No momento de glória de Hillary Clinton, o racismo de Trump alarma a direita
Candidato republicano adota tom mais contido após uma semana de ataques verbais contra um juiz por sua origem mexicana


Enquanto o Partido Democrata escolhia a primeira mulher candidata à Casa Branca, o Partido Republicano entrava em uma espiral autodestrutiva de críticas e lamentações pelo racismo de seu maior líder. As vociferações do candidato Donald Trump semeiam o pânico em seu partido. Após se juntarem a Trump nos últimos dias, vários dirigentes da direita se distanciaram do candidato na terça-feira. As dúvidas sobre se sua indicação foi um enorme erro que entregará a Casa Branca aos democratas, e talvez o Congresso, chegam ao mesmo tempo que o final do processo de indicação democrata e o início das alianças em torno de Hillary Clinton.
Na semana passada, Trump acusou o juiz federal Gonzalo Curiel de parcialidade por ser mexicano. Curiel, nascido nos Estados Unidos e cidadão norte-americano, se ocupa do caso da suposta fraude da Trump University, uma falsa universidade promovida pelo magnata nova-iorquino que oferecia aulas e conselhos para se investir no mercado imobiliário. O candidato republicano afirma que Curiel, por sua origem latina, está incapacitado para julgar o caso. De acordo com seus argumentos, a proposta de construir um muro entre o México e os EUA cria um conflito de interesses. Para o juiz.

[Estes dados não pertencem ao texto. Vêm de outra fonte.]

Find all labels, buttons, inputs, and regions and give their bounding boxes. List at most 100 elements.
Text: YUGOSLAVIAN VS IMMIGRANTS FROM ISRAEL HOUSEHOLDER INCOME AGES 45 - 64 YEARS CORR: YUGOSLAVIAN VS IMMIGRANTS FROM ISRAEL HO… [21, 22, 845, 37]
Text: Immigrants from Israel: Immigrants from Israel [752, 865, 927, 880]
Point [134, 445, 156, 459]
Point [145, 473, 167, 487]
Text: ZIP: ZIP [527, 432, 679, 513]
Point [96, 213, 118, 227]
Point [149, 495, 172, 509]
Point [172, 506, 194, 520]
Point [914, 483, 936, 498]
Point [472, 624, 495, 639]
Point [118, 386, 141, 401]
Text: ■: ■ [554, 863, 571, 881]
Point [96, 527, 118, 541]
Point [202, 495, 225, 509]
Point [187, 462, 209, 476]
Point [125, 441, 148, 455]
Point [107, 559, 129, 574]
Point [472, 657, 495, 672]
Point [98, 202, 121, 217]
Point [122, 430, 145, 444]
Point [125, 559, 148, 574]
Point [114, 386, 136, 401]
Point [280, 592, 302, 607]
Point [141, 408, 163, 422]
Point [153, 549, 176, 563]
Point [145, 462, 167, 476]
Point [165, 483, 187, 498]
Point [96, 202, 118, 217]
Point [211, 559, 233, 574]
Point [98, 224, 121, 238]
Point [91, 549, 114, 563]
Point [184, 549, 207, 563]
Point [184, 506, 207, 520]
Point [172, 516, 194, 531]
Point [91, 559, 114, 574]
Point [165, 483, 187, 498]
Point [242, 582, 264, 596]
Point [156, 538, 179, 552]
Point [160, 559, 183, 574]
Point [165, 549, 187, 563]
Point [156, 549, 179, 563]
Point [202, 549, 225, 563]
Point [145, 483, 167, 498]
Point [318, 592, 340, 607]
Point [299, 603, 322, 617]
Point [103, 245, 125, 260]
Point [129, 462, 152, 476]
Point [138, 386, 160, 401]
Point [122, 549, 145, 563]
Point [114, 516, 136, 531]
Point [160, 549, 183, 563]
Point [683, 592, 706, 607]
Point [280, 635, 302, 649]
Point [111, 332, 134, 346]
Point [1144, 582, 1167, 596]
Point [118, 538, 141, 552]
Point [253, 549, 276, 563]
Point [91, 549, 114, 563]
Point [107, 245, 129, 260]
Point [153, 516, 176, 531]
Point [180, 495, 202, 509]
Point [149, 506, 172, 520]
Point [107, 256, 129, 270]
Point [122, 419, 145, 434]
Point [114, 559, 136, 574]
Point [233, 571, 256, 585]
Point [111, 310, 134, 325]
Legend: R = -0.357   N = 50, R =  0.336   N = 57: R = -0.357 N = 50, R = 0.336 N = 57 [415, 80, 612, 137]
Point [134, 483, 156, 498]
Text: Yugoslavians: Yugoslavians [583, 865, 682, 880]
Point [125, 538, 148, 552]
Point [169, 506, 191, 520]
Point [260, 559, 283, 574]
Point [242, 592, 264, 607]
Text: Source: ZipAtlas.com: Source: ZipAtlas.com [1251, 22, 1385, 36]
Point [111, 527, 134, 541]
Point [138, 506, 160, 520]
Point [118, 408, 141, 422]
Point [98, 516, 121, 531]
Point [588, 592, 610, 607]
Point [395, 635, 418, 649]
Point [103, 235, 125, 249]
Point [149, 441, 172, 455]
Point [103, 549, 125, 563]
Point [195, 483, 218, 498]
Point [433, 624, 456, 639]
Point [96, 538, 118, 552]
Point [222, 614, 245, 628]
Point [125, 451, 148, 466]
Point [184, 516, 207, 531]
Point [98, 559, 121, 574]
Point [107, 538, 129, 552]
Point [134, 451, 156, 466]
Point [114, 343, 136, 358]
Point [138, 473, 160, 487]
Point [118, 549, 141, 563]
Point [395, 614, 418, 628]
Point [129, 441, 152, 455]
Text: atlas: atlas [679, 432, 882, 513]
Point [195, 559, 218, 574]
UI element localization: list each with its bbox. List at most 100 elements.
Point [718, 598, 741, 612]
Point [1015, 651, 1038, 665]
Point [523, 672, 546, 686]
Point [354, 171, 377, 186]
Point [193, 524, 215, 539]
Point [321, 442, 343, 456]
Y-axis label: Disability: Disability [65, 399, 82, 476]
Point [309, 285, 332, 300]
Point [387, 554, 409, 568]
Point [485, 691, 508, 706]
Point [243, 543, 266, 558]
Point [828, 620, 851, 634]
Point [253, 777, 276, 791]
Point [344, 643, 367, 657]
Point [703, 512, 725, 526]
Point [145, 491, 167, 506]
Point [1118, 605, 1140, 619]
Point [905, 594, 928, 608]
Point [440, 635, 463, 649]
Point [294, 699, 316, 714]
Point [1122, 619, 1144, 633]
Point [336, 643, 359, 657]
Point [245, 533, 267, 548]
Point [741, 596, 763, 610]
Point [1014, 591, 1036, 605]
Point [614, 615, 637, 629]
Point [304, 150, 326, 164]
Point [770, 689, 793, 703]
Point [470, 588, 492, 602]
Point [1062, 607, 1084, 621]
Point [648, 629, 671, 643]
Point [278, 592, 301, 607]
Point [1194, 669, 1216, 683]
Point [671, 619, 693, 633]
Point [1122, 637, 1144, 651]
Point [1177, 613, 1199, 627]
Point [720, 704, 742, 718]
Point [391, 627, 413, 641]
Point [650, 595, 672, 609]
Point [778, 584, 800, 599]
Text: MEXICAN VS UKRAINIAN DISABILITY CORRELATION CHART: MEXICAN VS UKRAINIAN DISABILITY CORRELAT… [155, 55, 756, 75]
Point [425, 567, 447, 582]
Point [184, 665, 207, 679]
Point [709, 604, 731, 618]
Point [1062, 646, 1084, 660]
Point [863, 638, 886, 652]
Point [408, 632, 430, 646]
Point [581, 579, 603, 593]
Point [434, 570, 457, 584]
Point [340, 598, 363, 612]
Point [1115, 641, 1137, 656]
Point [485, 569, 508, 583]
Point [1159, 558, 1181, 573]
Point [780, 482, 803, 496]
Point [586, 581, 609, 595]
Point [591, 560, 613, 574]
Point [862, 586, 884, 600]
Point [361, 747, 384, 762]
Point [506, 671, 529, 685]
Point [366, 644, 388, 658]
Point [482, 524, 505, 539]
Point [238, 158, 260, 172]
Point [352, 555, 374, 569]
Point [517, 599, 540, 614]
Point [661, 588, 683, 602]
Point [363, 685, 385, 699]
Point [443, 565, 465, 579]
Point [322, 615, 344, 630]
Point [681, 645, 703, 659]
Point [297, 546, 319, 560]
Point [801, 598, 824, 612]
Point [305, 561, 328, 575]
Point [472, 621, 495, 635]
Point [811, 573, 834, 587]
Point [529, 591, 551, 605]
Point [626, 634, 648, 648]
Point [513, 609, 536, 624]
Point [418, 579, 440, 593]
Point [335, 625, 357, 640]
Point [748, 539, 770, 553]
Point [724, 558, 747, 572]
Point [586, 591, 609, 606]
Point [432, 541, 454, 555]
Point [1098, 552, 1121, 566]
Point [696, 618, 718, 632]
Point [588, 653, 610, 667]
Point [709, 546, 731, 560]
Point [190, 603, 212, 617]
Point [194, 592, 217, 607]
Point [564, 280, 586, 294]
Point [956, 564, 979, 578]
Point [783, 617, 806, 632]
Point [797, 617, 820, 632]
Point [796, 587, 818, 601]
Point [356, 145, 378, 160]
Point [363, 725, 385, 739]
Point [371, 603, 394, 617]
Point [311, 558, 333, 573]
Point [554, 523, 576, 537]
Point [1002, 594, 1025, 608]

O racismo de Trump não é uma novidade, mas poucas vezes ele o havia expressado de maneira tão rude. A ideia de vetar um funcionário público por sua origem étnica e nacionalidade viola todas as leis de qualquer democracia. O próprio Paul Ryan, presidente da Câmara dos Representantes e cabeça visível do establishment conservador, disse que as palavras de Trump eram racistas, mas se negou a retirar-lhe o apoio. O nacional-populismo de Trump pode apelar a um setor do eleitorado branco, mas afasta as minorias que cada vez mais têm peso maior nas eleições dos EUA.
O efeito que as palavras de Trump causam entre os republicanos ficou claro no discurso do candidato após as últimas eleições primárias, em Nova York. Excepcionalmente, não improvisou, mas o leu. Ele se ateve ao roteiro. Atacou os Clinton, algo que entusiasma a todos os republicanos, favoráveis e contrários a Trump. Lançou mensagens de aproximação aos afro-americanos e à esquerda do Partido Democrata. Apelou à unidade e prometeu responsabilidade. Afastou a retórica identitária e centrou-se na economia. Depois de uma semana de autocombustão e oratória racista, parecia um garoto envergonhado após receber uma bronca de seus pais.
Trump, imprevisível e temperamental, xenófobo e misógino, conquistou a indicação um mês atrás, mas desperdiçou esse tempo com subidas no tom dos discursos, ataques aos próprios republicanos, gestos que enfraqueceram a unidade do partido, negativas em publicar suas declarações de impostos, insultos a jornalistas e, finalmente, o infeliz ataque ao juiz Curiel. O Partido Republicano projetou uma imagem de racismo que envergonha alguns de seus membros mais notáveis, e que está a anos-luz de suas melhores tradições, que são as dos EUA. E o Partido Democrata corrigiu uma anomalia: nunca uma mulher havia chegado tão perto da Casa Branca. A dualidade desse país, resumida em uma eleição.